For the first time, JARVIS hesitated between responses. It was the barest of pauses; but the very fact that it was long enough for me to register was saying something. A computer takes in responses like that as lines of code, instantaneously in their mainframe. They don't need to read or type, and the time it takes for them to choose the best response is usually too brief for a human to determine. But, for once, it was a few seconds before JARVIS' reply came back onto the screen.
-Mister Stark has not required for me to tell him what sleeping arrangements are between his guests.
I let out a sigh of relief and allowed my wild grin to return.
-Thanks, JARVIS.
-You're welcome, Miss Natalie.
I smiled and was about ready to exit out of the account window when another line of text popped up:
-May I ask you a question?
I lifted an eyebrow.
-Shoot.
-How often does Mr. Laufeyson cut off my access to his conversations?
I gulped. It was great that JARVIS was smart and all, but sometimes, that computer was just a little bit too clever for his own good. I didn't bother typing a response, but rather threw back a question of my own.
-Reasoning?
I knew for a fact that there were no blank gaps in JARVIS' memory; whenever Loki cut off his access, he gave a more innocent representation of whatever was happening at the time. An illusion that only JARVIS could see, a fake scenario to cover what was really happening. But he'd figured it out somehow.
-I am not perfectly versed with human behaviors, but I have studied them extensively. When you went to his room last night, I got a very distinct impression that it was something that you had done multiple times. When he did not question you, I believed this impression was reaffirmed. I have also suspected for quite some time that there may be certain things that he was capable of hiding from me; and from my database on magic, it appeared that it would be very possible for him to do so.
-You're smart.
-How often?
I sighed deeply.
-What do you want me to say?
-The truth, Miss Natalie, if you would be so kind.
I smiled weakly at that.
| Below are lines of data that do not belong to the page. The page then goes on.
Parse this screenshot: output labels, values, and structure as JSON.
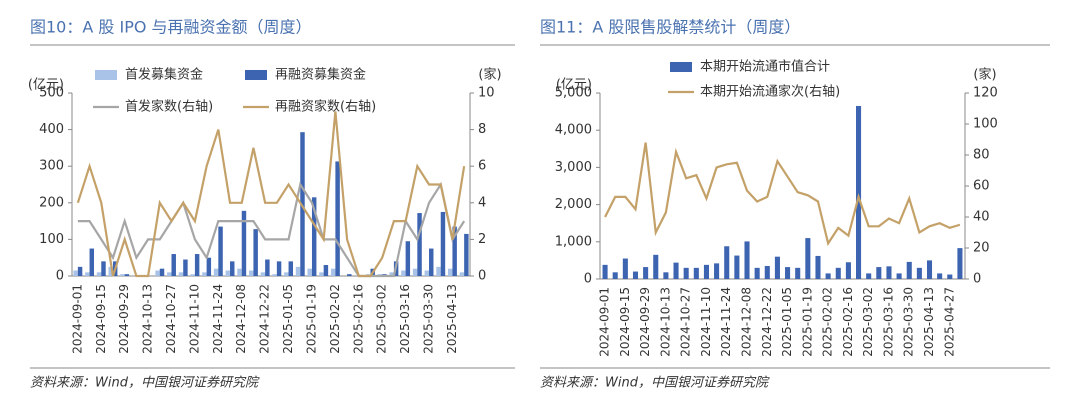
{
  "chart_data": [
    {
      "type": "bar",
      "title": "图10：A 股 IPO 与再融资金额（周度）",
      "source": "资料来源：Wind，中国银河证券研究院",
      "y_label": "(亿元)",
      "y2_label": "(家)",
      "categories": [
        "2024-09-01",
        null,
        "2024-09-15",
        null,
        "2024-09-29",
        null,
        "2024-10-13",
        null,
        "2024-10-27",
        null,
        "2024-11-10",
        null,
        "2024-11-24",
        null,
        "2024-12-08",
        null,
        "2024-12-22",
        null,
        "2025-01-05",
        null,
        "2025-01-19",
        null,
        "2025-02-02",
        null,
        "2025-02-16",
        null,
        "2025-03-02",
        null,
        "2025-03-16",
        null,
        "2025-03-30",
        null,
        "2025-04-13",
        null
      ],
      "series": [
        {
          "name": "首发募集资金",
          "type": "bar",
          "color": "#a9c3e8",
          "values": [
            15,
            10,
            10,
            25,
            5,
            0,
            0,
            15,
            10,
            10,
            5,
            10,
            20,
            15,
            20,
            15,
            10,
            5,
            10,
            25,
            20,
            10,
            20,
            0,
            0,
            5,
            5,
            10,
            15,
            20,
            15,
            25,
            20,
            10
          ]
        },
        {
          "name": "再融资募集资金",
          "type": "bar",
          "color": "#3c64b0",
          "values": [
            25,
            75,
            40,
            40,
            5,
            0,
            0,
            20,
            60,
            45,
            60,
            50,
            135,
            40,
            178,
            128,
            45,
            40,
            40,
            393,
            215,
            30,
            313,
            5,
            0,
            20,
            5,
            40,
            95,
            172,
            75,
            175,
            135,
            115
          ]
        },
        {
          "name": "首发家数(右轴)",
          "type": "line",
          "axis": "y2",
          "color": "#a6a6a6",
          "values": [
            3,
            3,
            2,
            1,
            3,
            1,
            2,
            2,
            3,
            4,
            2,
            1,
            3,
            3,
            3,
            3,
            2,
            2,
            2,
            5,
            4,
            2,
            2,
            1,
            0,
            0,
            0,
            0,
            3,
            2,
            4,
            5,
            2,
            3
          ]
        },
        {
          "name": "再融资家数(右轴)",
          "type": "line",
          "axis": "y2",
          "color": "#c4a168",
          "values": [
            4,
            6,
            4,
            0,
            2,
            0,
            0,
            4,
            3,
            4,
            3,
            6,
            8,
            4,
            4,
            7,
            4,
            4,
            5,
            4,
            3,
            2,
            9,
            2,
            0,
            0,
            1,
            3,
            3,
            6,
            5,
            5,
            2,
            6
          ]
        }
      ],
      "ylim": [
        0,
        500
      ],
      "yticks": [
        0,
        100,
        200,
        300,
        400,
        500
      ],
      "y2lim": [
        0,
        10
      ],
      "y2ticks": [
        0,
        2,
        4,
        6,
        8,
        10
      ]
    },
    {
      "type": "bar",
      "title": "图11：A 股限售股解禁统计（周度）",
      "source": "资料来源：Wind，中国银河证券研究院",
      "y_label": "(亿元)",
      "y2_label": "(家)",
      "categories": [
        "2024-09-01",
        null,
        "2024-09-15",
        null,
        "2024-09-29",
        null,
        "2024-10-13",
        null,
        "2024-10-27",
        null,
        "2024-11-10",
        null,
        "2024-11-24",
        null,
        "2024-12-08",
        null,
        "2024-12-22",
        null,
        "2025-01-05",
        null,
        "2025-01-19",
        null,
        "2025-02-02",
        null,
        "2025-02-16",
        null,
        "2025-03-02",
        null,
        "2025-03-16",
        null,
        "2025-03-30",
        null,
        "2025-04-13",
        null,
        "2025-04-27",
        null
      ],
      "series": [
        {
          "name": "本期开始流通市值合计",
          "type": "bar",
          "color": "#3c64b0",
          "values": [
            380,
            180,
            550,
            200,
            320,
            650,
            180,
            440,
            300,
            300,
            380,
            420,
            880,
            630,
            1010,
            300,
            350,
            600,
            320,
            300,
            1100,
            620,
            150,
            300,
            450,
            4650,
            150,
            320,
            340,
            150,
            460,
            300,
            500,
            150,
            120,
            830
          ]
        },
        {
          "name": "本期开始流通家次(右轴)",
          "type": "line",
          "axis": "y2",
          "color": "#c4a168",
          "values": [
            40,
            53,
            53,
            45,
            88,
            30,
            43,
            82,
            65,
            67,
            52,
            72,
            74,
            75,
            57,
            50,
            53,
            76,
            66,
            56,
            54,
            50,
            23,
            33,
            28,
            53,
            34,
            34,
            39,
            36,
            52,
            30,
            34,
            36,
            33,
            35
          ]
        }
      ],
      "ylim": [
        0,
        5000
      ],
      "yticks": [
        0,
        {
          "value": 1000,
          "label": "1,000"
        },
        {
          "value": 2000,
          "label": "2,000"
        },
        {
          "value": 3000,
          "label": "3,000"
        },
        {
          "value": 4000,
          "label": "4,000"
        },
        {
          "value": 5000,
          "label": "5,000"
        }
      ],
      "y2lim": [
        0,
        120
      ],
      "y2ticks": [
        0,
        20,
        40,
        60,
        80,
        100,
        120
      ]
    }
  ]
}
Maybe JARVIS deserved the truth. And if I didn't tell him, then his suspicions would amp up; and then he would have to discuss it with Tony. I chewed on my fingernails as I thought of a way to respond. I typed, read through, and edited the thing about four or five times before I sent it on its way.
-Whatever Loki and I are right now, I am still his therapist. Just like I'm still the Avengers' therapist. And sometimes he has to talk out certain things with me, things that he does not wish for the Avengers to know. Other times, when I'm not around, he has to deal with certain issues by himself. He finds it very difficult to do so when he thinks that he has an audience.
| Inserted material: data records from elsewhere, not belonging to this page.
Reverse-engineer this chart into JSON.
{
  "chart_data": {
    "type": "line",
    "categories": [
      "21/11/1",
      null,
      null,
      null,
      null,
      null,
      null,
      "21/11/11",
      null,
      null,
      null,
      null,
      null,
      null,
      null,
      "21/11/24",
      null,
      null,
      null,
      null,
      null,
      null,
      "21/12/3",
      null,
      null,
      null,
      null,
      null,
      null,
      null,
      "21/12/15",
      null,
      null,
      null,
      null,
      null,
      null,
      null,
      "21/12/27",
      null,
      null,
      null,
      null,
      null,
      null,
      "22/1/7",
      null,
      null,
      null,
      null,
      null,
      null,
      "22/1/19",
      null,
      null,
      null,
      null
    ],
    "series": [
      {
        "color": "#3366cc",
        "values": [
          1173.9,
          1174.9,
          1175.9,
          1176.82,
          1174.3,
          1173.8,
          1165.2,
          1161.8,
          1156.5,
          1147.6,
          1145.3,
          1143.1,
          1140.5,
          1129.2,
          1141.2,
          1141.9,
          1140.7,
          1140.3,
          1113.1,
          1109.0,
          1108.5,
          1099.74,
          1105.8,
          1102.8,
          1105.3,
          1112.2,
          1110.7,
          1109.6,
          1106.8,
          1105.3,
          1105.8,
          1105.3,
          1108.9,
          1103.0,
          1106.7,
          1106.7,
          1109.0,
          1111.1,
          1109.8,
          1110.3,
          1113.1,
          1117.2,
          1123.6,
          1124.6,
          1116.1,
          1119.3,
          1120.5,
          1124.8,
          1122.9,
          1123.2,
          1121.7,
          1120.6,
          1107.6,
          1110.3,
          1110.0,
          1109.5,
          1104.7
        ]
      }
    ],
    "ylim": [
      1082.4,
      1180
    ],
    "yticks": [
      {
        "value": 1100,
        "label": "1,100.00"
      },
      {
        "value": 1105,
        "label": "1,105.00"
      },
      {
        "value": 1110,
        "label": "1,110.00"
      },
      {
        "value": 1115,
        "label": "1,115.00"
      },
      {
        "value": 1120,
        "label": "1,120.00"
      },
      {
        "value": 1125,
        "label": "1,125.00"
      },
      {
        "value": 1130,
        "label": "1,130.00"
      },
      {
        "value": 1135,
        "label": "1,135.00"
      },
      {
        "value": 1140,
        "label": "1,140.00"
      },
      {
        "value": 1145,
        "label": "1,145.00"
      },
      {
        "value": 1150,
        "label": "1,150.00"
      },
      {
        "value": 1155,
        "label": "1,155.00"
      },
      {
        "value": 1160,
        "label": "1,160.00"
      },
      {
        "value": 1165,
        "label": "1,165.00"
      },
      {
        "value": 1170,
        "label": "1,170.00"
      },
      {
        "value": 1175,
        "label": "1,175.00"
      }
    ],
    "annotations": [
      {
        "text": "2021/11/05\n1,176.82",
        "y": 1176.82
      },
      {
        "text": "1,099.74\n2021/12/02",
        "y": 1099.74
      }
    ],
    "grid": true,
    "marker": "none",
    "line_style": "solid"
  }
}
There was only a second's pause.
-I understand.
I smiled. Until the next line of text popped up.
-Does it also have to do with the fact that you and he consorted together to release him from prison in the first place?
I hissed out a swear, to the surprise of the two Avengers in the room with me (Steve and Stark). I took a moment to act as though my old psych assignment was giving me trouble, until they looked away again. Then, warily, I typed out:
-Reasoning…?
-It is only logical. You have tried to draw allies from wherever you can find them. And, given both your connection, and your knowledge of Loki's torture prior to the Avenger's discovery of the fact, it makes sense that you would be absolutely certain of his motives. Also, if your world is under attack, you would wish to have all assets available to you; and, as another part of yourself, Mr. Laufeyson is your greatest asset.
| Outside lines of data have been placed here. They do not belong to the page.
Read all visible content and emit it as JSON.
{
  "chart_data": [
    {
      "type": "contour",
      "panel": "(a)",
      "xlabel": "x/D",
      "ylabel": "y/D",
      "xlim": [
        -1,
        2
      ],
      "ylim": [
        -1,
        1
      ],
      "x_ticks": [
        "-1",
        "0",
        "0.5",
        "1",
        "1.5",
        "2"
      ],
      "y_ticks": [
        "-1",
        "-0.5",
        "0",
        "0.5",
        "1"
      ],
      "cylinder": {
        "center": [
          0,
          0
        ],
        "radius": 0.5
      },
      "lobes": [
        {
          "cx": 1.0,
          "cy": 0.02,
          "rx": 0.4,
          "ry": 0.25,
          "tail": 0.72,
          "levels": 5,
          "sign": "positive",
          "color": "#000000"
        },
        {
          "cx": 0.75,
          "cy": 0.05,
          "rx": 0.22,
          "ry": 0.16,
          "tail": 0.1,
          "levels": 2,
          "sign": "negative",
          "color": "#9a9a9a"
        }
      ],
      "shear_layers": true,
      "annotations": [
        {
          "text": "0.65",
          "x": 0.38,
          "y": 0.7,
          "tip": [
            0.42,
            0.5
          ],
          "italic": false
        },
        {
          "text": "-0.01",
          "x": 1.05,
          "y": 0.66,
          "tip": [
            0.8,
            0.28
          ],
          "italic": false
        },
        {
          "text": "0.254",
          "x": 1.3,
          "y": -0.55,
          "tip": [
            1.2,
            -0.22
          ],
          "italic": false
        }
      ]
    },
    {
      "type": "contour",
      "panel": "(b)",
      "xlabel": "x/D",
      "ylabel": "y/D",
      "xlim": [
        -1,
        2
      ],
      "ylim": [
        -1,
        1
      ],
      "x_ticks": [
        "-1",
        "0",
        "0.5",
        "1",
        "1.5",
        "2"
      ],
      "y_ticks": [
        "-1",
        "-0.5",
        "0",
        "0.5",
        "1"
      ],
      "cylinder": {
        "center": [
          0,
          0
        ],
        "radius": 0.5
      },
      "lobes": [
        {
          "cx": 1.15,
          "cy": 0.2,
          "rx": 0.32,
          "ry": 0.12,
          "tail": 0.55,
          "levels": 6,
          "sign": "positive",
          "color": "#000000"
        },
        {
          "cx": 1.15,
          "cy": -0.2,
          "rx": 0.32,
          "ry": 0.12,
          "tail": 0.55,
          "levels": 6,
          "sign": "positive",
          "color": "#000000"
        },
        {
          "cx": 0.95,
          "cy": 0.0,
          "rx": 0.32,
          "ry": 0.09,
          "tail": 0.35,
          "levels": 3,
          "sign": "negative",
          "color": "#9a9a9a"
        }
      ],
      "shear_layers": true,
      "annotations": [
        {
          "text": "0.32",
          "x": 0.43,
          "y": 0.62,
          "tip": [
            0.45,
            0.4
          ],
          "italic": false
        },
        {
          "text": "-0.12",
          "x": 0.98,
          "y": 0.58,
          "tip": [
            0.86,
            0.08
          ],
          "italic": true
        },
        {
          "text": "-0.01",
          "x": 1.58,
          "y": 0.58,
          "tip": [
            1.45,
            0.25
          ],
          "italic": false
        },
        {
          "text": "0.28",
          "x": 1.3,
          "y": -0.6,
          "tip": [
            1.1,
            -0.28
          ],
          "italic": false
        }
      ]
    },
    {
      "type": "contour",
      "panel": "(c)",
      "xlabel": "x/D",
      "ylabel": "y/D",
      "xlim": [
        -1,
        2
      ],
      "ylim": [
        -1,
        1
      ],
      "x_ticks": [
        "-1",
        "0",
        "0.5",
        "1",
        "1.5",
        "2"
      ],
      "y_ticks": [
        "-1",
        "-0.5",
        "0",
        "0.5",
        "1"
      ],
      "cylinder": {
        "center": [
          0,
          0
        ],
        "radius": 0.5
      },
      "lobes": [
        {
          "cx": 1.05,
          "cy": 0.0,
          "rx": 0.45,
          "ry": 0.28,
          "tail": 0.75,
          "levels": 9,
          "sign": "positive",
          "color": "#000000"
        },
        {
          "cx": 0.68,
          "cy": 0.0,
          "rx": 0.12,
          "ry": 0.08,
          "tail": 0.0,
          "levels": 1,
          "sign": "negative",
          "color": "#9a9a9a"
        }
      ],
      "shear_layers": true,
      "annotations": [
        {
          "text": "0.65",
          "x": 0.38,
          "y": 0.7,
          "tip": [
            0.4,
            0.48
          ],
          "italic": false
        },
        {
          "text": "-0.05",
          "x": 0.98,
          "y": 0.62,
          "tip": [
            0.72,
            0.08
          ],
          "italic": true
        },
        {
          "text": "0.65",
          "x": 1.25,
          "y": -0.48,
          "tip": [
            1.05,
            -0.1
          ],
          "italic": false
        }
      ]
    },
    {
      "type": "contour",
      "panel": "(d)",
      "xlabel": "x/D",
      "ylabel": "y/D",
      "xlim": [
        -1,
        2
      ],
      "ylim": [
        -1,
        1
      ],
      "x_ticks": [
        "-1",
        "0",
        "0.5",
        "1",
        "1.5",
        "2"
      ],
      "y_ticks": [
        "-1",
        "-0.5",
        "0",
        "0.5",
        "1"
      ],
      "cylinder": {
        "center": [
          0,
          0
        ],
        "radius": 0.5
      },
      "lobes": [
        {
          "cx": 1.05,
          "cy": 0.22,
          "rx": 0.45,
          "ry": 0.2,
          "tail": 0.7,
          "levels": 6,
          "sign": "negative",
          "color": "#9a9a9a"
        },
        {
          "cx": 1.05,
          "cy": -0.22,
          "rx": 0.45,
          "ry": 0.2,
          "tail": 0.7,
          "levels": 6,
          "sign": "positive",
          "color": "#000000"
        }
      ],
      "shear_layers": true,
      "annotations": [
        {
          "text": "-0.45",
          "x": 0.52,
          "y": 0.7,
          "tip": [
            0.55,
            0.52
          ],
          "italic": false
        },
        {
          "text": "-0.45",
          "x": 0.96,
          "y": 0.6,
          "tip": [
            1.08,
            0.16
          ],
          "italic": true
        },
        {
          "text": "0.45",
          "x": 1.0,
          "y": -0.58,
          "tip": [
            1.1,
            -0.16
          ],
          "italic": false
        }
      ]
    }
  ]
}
-I hate how smart you are, computer.
-Am I correct?
-You are. Are you going to rat me out?
-I see no reason to.
-Any other bombs you wanna drop?
-I believe that is all.
I sighed deeply and pinched the bridge of my nose, pressing my fingers into the corners of my eyes and trying to relieve the pressure that was starting to build in my head. Who in their right mind would have suspected that JARVIS, of all people, knew all of this? That the one person whose eyes were the most easily fooled, was also the least blind?
Fingers flying across the keys, I typed up a quick goodbye to JARVIS and closed the account before shutting my laptop's lid. I stood and set the computer on the nearby table before leaving the room. I had some thinking to do.